Sunday 3 October 2010

LEBANON YANG KEMBALI MEMANAS


Bagi saya, kondisi politik Lebanon sangat menarik untuk diamati. Konstalasi politik negeri ini sangat dinamis dengan intensitas yang sangat tinggi. Lebih menarik lagi bagi saya karena perpolitikan Lebanon terpecah dalam dua kubu yang sangat ekstrem perbedaannya, satu kubu protagonis pembela integritas nasional dan kubu lainnya pembela kepentingan Amerika-Israel.

Kubu protagonis adalah partai-partai politik yang tergabung dalam kelompok oposisi yang terdiri dari Hizbollah (Shiah), Amal (Shiah), Free Patriotic Movement (Kristen), Marada (Kristen), Partai Sosialis Syria (sosialis sekuler) dan beberapa partai kecil lainnya. Sementara kubu lawannya adalah partai-partai koalisi yang memegang kursi pemerintahan yang ditulangpunggungi oleh partai Future Movement (Sunni), Phalangist (Kristen), Lebanon Force (Kristen) dan beberapa partai lainnya yang lebih kecil.

Sampai setahun yang lalu kubu pemerintah masih diperkuat dengan partainya kelompok Druze (sekte agama yang mencampurkan kayakinan Islam dengan Kristen) yang cukup besar di bawah kepemimpinan Walid Jumblatt yang dikenal oportunis sejati.
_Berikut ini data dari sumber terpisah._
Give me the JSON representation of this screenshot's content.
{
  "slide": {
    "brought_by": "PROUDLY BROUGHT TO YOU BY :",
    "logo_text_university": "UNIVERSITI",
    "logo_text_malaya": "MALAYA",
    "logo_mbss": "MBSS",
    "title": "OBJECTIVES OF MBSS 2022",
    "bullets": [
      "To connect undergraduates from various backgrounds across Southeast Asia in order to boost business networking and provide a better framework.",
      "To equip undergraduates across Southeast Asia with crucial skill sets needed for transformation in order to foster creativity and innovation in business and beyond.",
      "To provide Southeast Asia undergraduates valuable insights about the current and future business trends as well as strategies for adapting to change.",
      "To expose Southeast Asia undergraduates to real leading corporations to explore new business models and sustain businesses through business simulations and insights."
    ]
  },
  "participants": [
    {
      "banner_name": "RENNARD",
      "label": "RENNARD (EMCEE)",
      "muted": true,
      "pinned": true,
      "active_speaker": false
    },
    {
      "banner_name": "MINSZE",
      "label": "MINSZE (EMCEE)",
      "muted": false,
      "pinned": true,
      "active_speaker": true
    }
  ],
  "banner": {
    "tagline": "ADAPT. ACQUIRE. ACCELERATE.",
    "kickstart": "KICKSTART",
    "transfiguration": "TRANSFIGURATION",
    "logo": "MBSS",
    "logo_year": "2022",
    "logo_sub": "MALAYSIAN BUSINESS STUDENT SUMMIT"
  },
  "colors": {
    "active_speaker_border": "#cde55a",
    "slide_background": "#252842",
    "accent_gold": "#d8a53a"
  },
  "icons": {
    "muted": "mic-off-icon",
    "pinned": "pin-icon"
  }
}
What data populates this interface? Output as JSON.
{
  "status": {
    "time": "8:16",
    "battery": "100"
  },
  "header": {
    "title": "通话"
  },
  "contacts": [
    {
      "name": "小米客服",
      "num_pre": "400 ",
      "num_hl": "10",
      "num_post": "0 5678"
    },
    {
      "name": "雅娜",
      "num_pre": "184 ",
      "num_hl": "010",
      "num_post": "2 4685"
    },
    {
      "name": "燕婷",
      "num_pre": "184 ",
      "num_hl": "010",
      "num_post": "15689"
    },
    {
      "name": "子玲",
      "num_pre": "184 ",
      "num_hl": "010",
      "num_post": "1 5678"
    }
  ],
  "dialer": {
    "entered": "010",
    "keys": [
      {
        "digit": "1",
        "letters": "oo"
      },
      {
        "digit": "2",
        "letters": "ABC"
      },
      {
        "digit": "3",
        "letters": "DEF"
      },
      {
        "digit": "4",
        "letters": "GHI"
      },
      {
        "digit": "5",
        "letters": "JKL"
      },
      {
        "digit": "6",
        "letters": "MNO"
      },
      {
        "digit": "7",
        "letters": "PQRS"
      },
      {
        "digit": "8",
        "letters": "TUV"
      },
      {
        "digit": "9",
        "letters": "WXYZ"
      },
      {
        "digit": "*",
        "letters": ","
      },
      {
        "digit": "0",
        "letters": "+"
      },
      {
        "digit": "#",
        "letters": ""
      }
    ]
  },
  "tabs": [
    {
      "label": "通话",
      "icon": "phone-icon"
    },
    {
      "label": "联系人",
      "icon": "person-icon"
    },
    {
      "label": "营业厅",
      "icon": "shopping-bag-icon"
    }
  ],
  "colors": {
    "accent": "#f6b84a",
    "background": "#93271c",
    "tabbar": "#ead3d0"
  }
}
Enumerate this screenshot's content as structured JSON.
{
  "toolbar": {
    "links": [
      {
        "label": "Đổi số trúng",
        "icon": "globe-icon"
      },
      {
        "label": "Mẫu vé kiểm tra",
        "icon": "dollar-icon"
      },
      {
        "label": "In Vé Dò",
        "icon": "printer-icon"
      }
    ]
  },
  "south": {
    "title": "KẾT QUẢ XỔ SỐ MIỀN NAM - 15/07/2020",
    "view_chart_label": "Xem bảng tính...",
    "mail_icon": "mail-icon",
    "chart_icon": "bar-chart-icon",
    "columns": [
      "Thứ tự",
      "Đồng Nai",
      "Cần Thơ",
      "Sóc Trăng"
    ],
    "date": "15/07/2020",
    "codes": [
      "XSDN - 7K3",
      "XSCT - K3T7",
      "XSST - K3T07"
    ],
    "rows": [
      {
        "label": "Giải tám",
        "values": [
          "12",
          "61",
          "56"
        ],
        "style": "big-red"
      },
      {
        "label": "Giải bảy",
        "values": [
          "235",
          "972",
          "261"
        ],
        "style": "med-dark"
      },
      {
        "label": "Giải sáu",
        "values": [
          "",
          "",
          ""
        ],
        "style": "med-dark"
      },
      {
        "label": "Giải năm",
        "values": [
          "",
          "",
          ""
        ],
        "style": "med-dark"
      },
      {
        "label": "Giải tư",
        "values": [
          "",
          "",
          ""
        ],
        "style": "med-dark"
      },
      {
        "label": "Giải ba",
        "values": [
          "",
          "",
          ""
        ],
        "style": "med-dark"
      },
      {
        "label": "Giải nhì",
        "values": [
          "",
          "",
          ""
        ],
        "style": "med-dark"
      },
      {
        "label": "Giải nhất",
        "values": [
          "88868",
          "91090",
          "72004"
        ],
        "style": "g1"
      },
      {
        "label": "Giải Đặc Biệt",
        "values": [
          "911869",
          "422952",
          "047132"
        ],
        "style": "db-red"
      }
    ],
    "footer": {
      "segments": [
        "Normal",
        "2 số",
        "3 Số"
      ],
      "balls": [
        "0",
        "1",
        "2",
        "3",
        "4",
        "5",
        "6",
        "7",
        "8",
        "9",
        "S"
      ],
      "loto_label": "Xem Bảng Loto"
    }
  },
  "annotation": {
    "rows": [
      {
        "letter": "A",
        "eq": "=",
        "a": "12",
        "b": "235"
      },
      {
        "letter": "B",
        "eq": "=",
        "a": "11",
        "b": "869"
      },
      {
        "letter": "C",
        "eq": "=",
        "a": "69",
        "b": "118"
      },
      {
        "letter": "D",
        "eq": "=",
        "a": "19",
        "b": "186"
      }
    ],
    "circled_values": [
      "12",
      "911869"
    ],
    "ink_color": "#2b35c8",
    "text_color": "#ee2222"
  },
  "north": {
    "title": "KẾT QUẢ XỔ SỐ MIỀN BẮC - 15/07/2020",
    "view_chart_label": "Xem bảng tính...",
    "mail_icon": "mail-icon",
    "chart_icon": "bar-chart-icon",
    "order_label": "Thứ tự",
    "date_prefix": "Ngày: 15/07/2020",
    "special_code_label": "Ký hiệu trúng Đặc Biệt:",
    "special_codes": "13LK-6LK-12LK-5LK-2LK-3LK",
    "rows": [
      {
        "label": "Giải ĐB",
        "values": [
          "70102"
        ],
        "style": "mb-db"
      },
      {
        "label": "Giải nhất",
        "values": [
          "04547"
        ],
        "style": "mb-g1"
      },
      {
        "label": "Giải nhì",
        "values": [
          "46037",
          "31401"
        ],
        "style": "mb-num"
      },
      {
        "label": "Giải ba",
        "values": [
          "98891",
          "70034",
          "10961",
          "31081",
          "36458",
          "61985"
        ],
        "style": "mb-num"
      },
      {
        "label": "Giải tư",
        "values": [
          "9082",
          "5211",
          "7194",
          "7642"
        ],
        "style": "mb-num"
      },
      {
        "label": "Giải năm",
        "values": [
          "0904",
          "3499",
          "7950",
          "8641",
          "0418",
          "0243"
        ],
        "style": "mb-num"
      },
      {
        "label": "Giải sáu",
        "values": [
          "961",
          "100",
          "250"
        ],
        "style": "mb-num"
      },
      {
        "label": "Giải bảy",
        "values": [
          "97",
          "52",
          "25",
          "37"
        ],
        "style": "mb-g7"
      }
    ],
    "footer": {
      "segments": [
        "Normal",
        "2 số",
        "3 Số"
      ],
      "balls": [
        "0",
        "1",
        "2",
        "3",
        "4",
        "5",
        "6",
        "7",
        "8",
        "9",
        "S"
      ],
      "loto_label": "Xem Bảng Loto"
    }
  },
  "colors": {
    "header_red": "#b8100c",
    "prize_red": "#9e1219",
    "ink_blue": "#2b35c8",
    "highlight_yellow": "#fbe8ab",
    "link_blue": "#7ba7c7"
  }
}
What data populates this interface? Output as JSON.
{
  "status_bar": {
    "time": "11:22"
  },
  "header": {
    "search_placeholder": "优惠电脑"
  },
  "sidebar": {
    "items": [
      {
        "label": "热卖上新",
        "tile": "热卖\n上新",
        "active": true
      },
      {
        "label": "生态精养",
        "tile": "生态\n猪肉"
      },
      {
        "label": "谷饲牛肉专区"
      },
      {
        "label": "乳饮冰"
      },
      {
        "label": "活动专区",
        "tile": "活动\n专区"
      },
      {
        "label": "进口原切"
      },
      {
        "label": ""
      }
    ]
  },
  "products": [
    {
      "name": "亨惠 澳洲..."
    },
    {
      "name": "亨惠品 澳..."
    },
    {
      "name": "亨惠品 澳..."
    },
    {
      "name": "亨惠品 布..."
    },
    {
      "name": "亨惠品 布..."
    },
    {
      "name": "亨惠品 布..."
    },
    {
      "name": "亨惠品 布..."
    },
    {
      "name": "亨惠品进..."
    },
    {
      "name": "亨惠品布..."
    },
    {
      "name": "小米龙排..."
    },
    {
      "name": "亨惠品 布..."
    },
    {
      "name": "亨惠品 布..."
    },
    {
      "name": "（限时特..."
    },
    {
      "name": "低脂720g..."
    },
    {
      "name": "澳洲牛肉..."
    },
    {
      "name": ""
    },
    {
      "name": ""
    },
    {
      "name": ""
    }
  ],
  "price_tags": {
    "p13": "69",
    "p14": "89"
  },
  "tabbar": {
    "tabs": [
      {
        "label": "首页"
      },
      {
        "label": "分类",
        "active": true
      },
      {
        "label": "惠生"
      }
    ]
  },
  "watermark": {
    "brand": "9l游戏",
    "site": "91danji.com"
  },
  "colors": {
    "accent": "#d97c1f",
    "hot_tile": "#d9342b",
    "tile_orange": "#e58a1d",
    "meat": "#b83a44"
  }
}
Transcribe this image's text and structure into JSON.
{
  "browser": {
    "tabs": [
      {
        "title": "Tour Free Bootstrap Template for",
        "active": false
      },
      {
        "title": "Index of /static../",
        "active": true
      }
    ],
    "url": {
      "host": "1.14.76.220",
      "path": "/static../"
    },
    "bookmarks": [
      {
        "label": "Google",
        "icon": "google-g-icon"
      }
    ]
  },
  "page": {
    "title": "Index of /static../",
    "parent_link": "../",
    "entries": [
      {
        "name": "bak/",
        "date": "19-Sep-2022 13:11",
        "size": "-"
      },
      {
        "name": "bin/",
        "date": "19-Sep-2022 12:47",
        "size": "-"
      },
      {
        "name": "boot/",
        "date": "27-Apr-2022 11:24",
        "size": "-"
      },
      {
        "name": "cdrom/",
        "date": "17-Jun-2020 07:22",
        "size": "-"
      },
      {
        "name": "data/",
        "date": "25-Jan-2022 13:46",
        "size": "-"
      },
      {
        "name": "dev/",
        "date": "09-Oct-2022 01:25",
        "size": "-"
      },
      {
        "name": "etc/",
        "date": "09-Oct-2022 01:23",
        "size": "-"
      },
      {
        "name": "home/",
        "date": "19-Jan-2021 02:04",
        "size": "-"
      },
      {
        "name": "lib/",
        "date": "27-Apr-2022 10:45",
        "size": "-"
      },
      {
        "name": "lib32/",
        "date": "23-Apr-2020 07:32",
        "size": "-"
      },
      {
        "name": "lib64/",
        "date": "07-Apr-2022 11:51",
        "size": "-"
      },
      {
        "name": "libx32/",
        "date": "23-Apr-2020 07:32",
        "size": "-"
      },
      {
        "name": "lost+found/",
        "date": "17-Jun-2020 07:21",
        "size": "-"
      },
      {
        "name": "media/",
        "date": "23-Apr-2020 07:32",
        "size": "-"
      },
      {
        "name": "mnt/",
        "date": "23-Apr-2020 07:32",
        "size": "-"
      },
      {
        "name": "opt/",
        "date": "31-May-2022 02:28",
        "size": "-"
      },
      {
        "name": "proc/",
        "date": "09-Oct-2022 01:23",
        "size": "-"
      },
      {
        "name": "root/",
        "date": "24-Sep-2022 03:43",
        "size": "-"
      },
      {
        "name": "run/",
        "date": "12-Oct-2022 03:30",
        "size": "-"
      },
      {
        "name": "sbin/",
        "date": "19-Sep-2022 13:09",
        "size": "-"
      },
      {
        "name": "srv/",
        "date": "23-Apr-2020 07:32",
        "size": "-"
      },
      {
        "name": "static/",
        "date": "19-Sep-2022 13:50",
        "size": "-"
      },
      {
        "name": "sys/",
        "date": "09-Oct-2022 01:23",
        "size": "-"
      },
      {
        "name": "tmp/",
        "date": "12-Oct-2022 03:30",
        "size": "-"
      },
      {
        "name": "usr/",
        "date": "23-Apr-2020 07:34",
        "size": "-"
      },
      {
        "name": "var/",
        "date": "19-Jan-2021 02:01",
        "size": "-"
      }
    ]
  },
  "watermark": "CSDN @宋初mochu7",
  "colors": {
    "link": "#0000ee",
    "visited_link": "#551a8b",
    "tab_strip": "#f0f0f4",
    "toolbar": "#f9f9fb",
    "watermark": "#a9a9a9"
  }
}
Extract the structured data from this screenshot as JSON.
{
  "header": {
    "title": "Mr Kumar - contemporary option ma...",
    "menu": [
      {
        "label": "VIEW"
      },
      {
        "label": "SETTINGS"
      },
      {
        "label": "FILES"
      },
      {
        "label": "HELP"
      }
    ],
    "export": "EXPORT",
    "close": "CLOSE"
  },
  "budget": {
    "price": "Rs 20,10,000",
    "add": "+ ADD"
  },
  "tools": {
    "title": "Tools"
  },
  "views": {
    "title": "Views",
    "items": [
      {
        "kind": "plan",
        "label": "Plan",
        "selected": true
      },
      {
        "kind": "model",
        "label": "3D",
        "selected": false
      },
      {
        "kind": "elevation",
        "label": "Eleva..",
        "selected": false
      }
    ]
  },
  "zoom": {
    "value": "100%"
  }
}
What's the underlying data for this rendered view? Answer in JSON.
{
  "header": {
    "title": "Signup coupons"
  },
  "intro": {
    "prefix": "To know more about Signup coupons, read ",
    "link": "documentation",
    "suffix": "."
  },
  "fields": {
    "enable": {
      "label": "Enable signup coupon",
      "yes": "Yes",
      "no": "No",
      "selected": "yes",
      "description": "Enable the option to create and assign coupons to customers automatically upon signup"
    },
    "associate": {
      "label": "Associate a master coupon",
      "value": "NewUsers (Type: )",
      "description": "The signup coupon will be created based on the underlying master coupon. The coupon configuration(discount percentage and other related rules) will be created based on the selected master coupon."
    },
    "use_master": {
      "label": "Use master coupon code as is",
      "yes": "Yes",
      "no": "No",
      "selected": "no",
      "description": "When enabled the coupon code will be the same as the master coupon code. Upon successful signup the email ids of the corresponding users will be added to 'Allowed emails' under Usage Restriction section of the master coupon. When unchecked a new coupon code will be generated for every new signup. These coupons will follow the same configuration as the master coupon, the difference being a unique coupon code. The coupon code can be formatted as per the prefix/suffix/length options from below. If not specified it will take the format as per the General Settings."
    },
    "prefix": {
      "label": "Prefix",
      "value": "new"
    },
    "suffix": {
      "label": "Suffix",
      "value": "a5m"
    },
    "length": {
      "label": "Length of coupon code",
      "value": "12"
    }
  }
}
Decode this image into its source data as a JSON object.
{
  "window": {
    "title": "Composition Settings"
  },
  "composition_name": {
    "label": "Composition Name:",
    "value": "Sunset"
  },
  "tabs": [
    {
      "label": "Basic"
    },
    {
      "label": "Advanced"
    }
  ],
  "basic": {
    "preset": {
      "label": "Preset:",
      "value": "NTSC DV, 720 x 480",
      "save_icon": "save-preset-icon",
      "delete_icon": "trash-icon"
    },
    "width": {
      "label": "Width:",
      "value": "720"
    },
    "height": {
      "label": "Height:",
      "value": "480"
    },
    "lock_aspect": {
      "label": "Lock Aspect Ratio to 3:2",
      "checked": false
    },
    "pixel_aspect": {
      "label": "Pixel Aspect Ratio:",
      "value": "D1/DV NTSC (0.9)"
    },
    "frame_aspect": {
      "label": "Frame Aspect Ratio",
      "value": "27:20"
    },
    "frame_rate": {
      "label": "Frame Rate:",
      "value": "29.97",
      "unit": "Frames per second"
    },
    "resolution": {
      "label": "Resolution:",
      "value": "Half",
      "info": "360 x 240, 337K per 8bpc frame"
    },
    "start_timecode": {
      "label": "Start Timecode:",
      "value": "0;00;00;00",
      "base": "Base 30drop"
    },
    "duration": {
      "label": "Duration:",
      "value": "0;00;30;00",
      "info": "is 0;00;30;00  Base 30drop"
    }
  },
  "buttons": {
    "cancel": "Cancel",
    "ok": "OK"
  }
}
Namun dalam setengah tahun terakhir, Jumblatt menunjukkan kecenderungan berpaling ke kubu oposisi. Namun koalisi pemerintah masih tetap kuat karena didukung oleh dua pimpinan agama terbesar di Lebanon, yaitu Patriach Kristen Orthodox dan Mufti Sunni.

Politik Lebanon tidak hanya diwarnai dengan perbedaan faham politik seperti nasionalis-sosialis, tapi lebih penting lagi adalah perbedaan faham agama, yaitu Kristen Orthodok, Islam Sunni, Islam Syiah dan Druze. Namun di antara kelompok-kelompok agama itu sendiri terpecah dalam partai-partai yang berseberangan. Misalnya saja antara partai-partai Kristen seperti Free Patriotic Movement dan Marada yang berpihak pada kubu oposisi, sementara Lebanon Force dan Maronit berpihak pada regim penguasa. Sementara itu kelompok Druze sendiri tidak bisa dipegang arah politiknya. Suatu masa berpihak pada kubu pemerintah, dan di waktu lainnya menyeberang ke kubu oposisi.

Intensitas politik yang sangat tinggi tersebut dikarenakan Lebanon adalah "buffer zone" antara negara-negara Arab dengan negara agressor Israel. Israel yang bernafsu meluaskan wilayah teritorialnya, setidaknya politiknya, di Lebanon, dengan dukungan Amerika dan regim-regim oportunis Arab seperti Arab Saudi, Yordania, dan Mesir, selalu mendapatkan perlawanan gigih dari sebagian rakyat Lebanon. Sebagian rakyat lainnya rela menjual integritasnya untuk kepentingan asing hanya demi untuk berkuasa.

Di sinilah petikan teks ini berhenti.